His erudite prose flamed with passion and eloquence. He dedicated his report to “the breathas” and “the homies”. He included several emojis, escaping the shackles of words and breaking into a new, undefined and unrestricted form of communication.
In another dynamic move Josh insists on calling his position “Re-Creation Officer” instead of “Recreation Officer”.
Josh has been “Hussing into things” at OUSA, like “having a visible and relatable presence on the heritage streets,” and “running numerous grassroots student cultural events on the heritage streets,” brilliantly passing off attending flat parties on Hyde and Castle as actual work.
He has been “existing in and around Dunedin for the last 7 years,” feeling “the very positive rhythms and relationships,” and “making wonderful and authentic connections [. . .] the communal enthusiasm empowers and invigorates me”.
“Re-Creation is a huge part of our shared and individual existences,” he says, sending a shiver down Critic’s collective chakras.
He concluded his report with a 300+ word meditation on why psychedelic drugs should be legal. Here’re large portions of it verbatim:
“I wish to bring Kava nights onto campus, to start regular alcohol free ecstatic dance parties, and to introduce an alternative to the prevailing hegemony of the abuse of an addictive depressant and neurotoxin [alcohol] that is currently tacitly facilitated on an societal, organisational, and institutional level; causing so much unnecessary pain.”
“There are so many alternatives to this vicious substance that are not currently legal, but the science is rapidly indicating are MUCH less damaging (eg newly emerging clinical peer reviewed literature on MDMA, Psilocybin, LSD, etc) – and potentially even healing/empowering in the right circumstances.”
“The current unregulated status of the market has meant that cheap and dirty research chemicals have started to permeate the black market in this country – seeing waves of hospitalisations from fake MDMA in Canterbury, deaths from synthetic Cannabis in Auckland, and the presence of the super potent and deadly opioid Fentanyl at festivals on or fair shores. How many more deaths will it take before we can have a responsible conversation about this as a society? Our current legal framework is erroneous, and based on an outdated and archaic paradigm.”
“I believe OUSA has a responsibility to our students and to the youth to champion a change to the Misuse of Drugs Act and current legal statuses of the aforementioned substances. As the Re-Creation officer I feel it is my official duty to initiate these discourses, to challenge the prevailing hegemony, and provide alternative recreational options.”
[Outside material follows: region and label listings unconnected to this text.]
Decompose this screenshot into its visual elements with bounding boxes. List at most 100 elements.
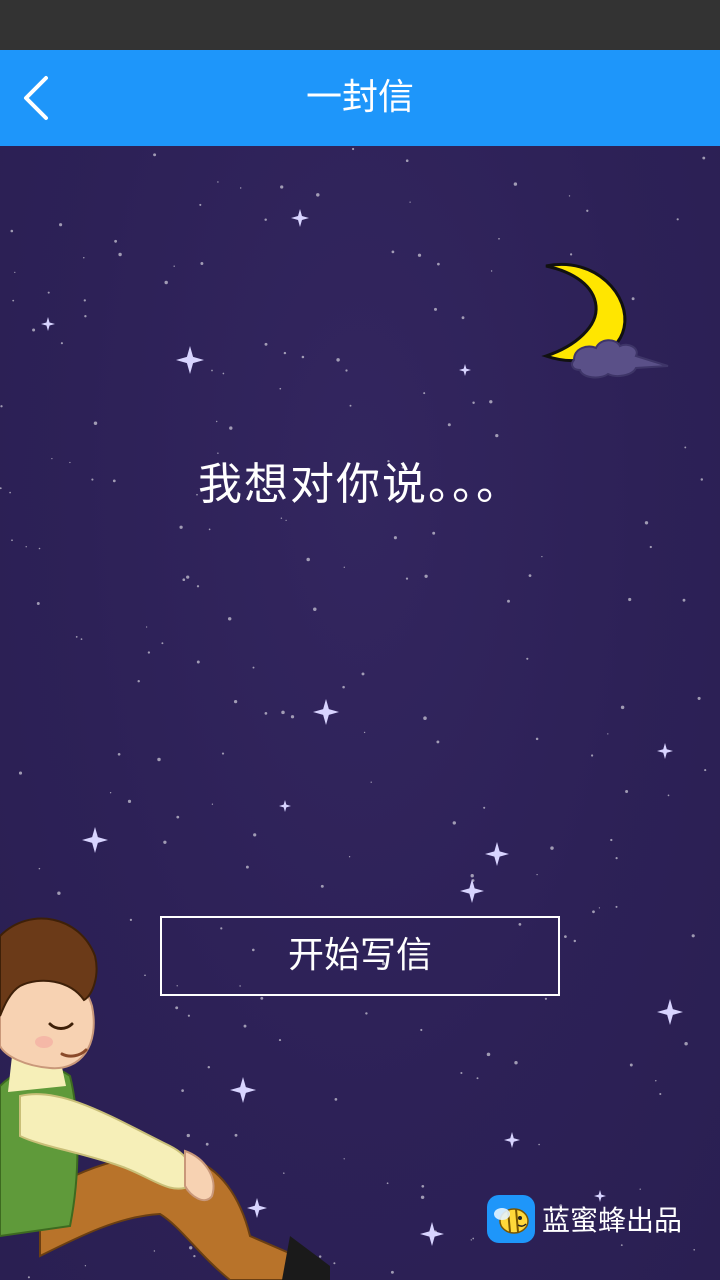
star-dot — [83, 299, 86, 302]
star-dot — [693, 1248, 696, 1251]
star-dot — [667, 794, 670, 797]
star-dot — [489, 400, 493, 404]
night-sky-background: 我想对你说。。。 开始写信 蓝蜜蜂出品 — [0, 146, 720, 1280]
star-dot — [285, 519, 287, 522]
star-dot — [390, 1270, 394, 1274]
star-dot — [320, 884, 324, 888]
star-dot — [145, 626, 148, 628]
star-dot — [336, 358, 340, 362]
star-dot — [229, 426, 233, 430]
star-dot — [550, 846, 554, 850]
star-dot — [84, 315, 87, 318]
star-dot — [363, 731, 366, 734]
star-dot — [437, 262, 440, 266]
star-dot — [676, 218, 679, 221]
sparkle-star-icon — [459, 364, 471, 376]
star-dot — [279, 387, 282, 390]
bee-logo-icon — [486, 1195, 535, 1243]
sparkle-star-icon — [41, 317, 55, 331]
star-dot — [222, 372, 225, 375]
star-dot — [498, 237, 500, 240]
star-dot — [393, 536, 397, 540]
star-dot — [10, 229, 14, 233]
star-dot — [682, 598, 686, 602]
star-dot — [280, 185, 284, 189]
star-dot — [176, 815, 180, 819]
star-dot — [196, 660, 200, 664]
star-dot — [697, 696, 701, 700]
star-dot — [417, 253, 422, 257]
star-dot — [434, 307, 437, 311]
back-button[interactable] — [14, 70, 70, 126]
star-dot — [186, 575, 190, 579]
star-dot — [423, 716, 427, 720]
star-dot — [495, 433, 499, 438]
star-dot — [702, 156, 706, 160]
status-bar — [0, 0, 720, 50]
star-dot — [32, 328, 36, 332]
star-dot — [352, 147, 355, 151]
sparkle-star-icon — [291, 209, 309, 227]
sparkle-star-icon — [657, 743, 673, 759]
star-dot — [513, 182, 518, 186]
star-dot — [264, 218, 267, 221]
star-dot — [161, 642, 164, 645]
star-dot — [47, 291, 50, 294]
star-dot — [629, 1063, 633, 1067]
star-dot — [239, 187, 242, 189]
star-dot — [137, 679, 140, 683]
star-dot — [252, 666, 255, 669]
star-dot — [564, 935, 567, 938]
star-dot — [615, 857, 618, 860]
boy-illustration — [0, 917, 330, 1280]
star-dot — [36, 602, 40, 605]
star-dot — [157, 757, 161, 762]
sparkle-star-icon — [485, 842, 509, 866]
star-dot — [573, 939, 577, 943]
sparkle-star-icon — [82, 827, 108, 853]
star-dot — [25, 546, 27, 548]
moon-icon — [541, 263, 669, 379]
star-dot — [386, 1182, 389, 1185]
star-dot — [568, 195, 571, 197]
star-dot — [196, 585, 200, 588]
star-dot — [486, 1052, 491, 1057]
sparkle-star-icon — [657, 999, 683, 1025]
star-dot — [649, 545, 652, 549]
star-dot — [424, 574, 428, 578]
star-dot — [423, 392, 426, 395]
star-dot — [460, 1071, 463, 1075]
star-dot — [476, 1077, 479, 1080]
star-dot — [644, 521, 649, 525]
star-dot — [420, 1195, 425, 1200]
star-dot — [117, 752, 121, 756]
star-dot — [313, 607, 317, 612]
star-dot — [147, 651, 151, 654]
sparkle-star-icon — [313, 699, 339, 725]
star-dot — [541, 555, 543, 558]
star-dot — [80, 638, 83, 640]
star-dot — [118, 252, 122, 257]
star-dot — [535, 737, 539, 741]
star-dot — [470, 874, 474, 878]
star-dot — [684, 1041, 688, 1046]
star-dot — [301, 355, 305, 359]
star-dot — [281, 710, 285, 715]
star-dot — [409, 201, 411, 203]
star-dot — [592, 910, 595, 914]
star-dot — [211, 369, 213, 372]
star-dot — [253, 833, 257, 837]
star-dot — [447, 423, 451, 427]
star-dot — [199, 203, 202, 206]
star-dot — [691, 934, 695, 938]
page-title: 一封信 — [305, 77, 414, 118]
star-dot — [625, 790, 629, 793]
star-dot — [75, 635, 78, 638]
star-dot — [83, 256, 85, 259]
star-dot — [349, 404, 352, 407]
star-dot — [655, 1080, 657, 1082]
brand-footer: 蓝蜜蜂出品 — [486, 1194, 682, 1244]
star-dot — [109, 792, 112, 794]
star-dot — [472, 401, 475, 404]
star-dot — [704, 769, 707, 772]
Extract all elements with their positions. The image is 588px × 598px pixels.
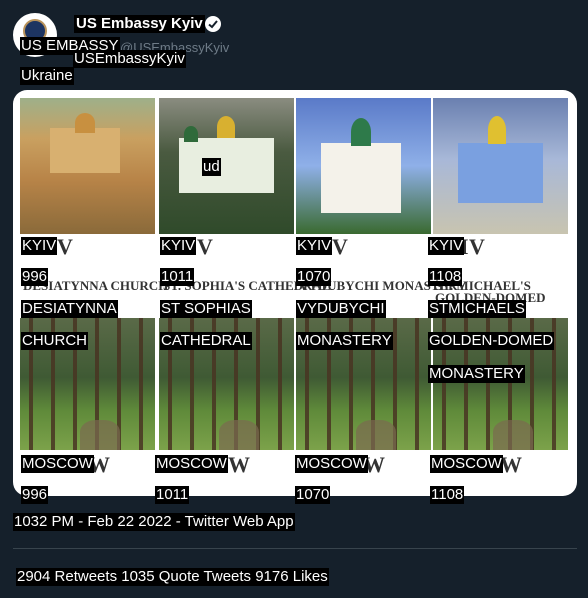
panel-name-4a: STMICHAELS xyxy=(428,300,526,318)
divider xyxy=(13,548,577,549)
moscow-city-1: MOSCOW xyxy=(21,455,94,473)
panel-name-2b: CATHEDRAL xyxy=(160,332,252,350)
tweet-stats[interactable]: 2904 Retweets 1035 Quote Tweets 9176 Lik… xyxy=(16,568,329,586)
moscow-year-4: 1108 xyxy=(430,486,465,504)
panel-city-1: KYIV xyxy=(21,237,58,255)
printed-moscow-2: W xyxy=(228,452,251,477)
vydubychi-monastery-photo xyxy=(296,98,431,234)
panel-name-4c: MONASTERY xyxy=(428,365,525,383)
verified-badge-icon xyxy=(205,16,221,32)
moscow-city-4: MOSCOW xyxy=(430,455,503,473)
tweet-media-image[interactable]: IV IV IV IV DESIATYNNA CHURCH ST. SOPHIA… xyxy=(13,90,577,496)
tweet-timestamp[interactable]: 1032 PM - Feb 22 2022 - Twitter Web App xyxy=(13,513,295,531)
moscow-year-3: 1070 xyxy=(295,486,331,504)
moscow-city-2: MOSCOW xyxy=(155,455,228,473)
panel-year-2: 1011 xyxy=(160,268,195,286)
panel-city-2: KYIV xyxy=(160,237,197,255)
st-michaels-monastery-photo xyxy=(433,98,568,234)
moscow-year-1: 996 xyxy=(21,486,49,504)
desiatynna-church-photo xyxy=(20,98,155,234)
panel-name-1a: DESIATYNNA xyxy=(21,300,118,318)
panel-year-3: 1070 xyxy=(296,268,332,286)
overlay-text: ud xyxy=(202,158,221,176)
moscow-year-2: 1011 xyxy=(155,486,190,504)
printed-moscow-4: W xyxy=(500,452,523,477)
panel-year-4: 1108 xyxy=(428,268,463,286)
author-name[interactable]: US Embassy Kyiv xyxy=(74,15,205,33)
panel-name-3b: MONASTERY xyxy=(296,332,393,350)
moscow-city-3: MOSCOW xyxy=(295,455,368,473)
panel-city-4: KYIV xyxy=(428,237,465,255)
author-location: Ukraine xyxy=(20,67,74,85)
panel-name-2a: ST SOPHIAS xyxy=(160,300,252,318)
st-sophias-cathedral-photo xyxy=(159,98,294,234)
author-handle[interactable]: USEmbassyKyiv xyxy=(73,50,186,68)
panel-name-3a: VYDUBYCHI xyxy=(296,300,386,318)
panel-city-3: KYIV xyxy=(296,237,333,255)
panel-name-4b: GOLDEN-DOMED xyxy=(428,332,555,350)
panel-name-1b: CHURCH xyxy=(21,332,88,350)
panel-year-1: 996 xyxy=(21,268,49,286)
“For the breathas, for the homies, for the sake of students that I know and love so deeply, I recommend that we take a scientifically based critical look at our current perspectives – before something truly tragic occurs under our jurisdiction.”
However, the big old grumpies on the exec refused to accept Josh’s report, demanding he resubmit it. It was a travesty.
“I think a couple of clauses were missing,” said party-pooper Abigail. “Your last three paragraphs for goals don’t contain any goals.”
“It needs to be put as ‘Recreation Officer’; it’s a formal document,” said fun-police Caitlin.
“I was under the impression that goals had to be measurable,” said Abigail, tediously and boringly. “The last three paragraphs are completely redundant,” she said, which is exactly what a square would say.
Despite Josh sitting on four committees (as his job requires), Abigail complained that he hadn’t voluntarily signed up for more. Abigail, no one cares that you sit on 17 committees (we assume; we couldn’t be bothered to count, because, you know, it’s boring).
The exec decided to make Josh resubmit the report. Which is bullshit. Josh is the best Re-Creation OUSA has ever had, and this report is the best quarterly report Critic has seen since the Golden Days.
Critic promises we’re not biased just because Josh has apparently been telling people to “read Critic”.
English is Umi’s second language so we can’t really make fun of her mistakes and her report was actually very thorough and pretty onto it, so that’s not very fun either. We’re just gonna ignore this one.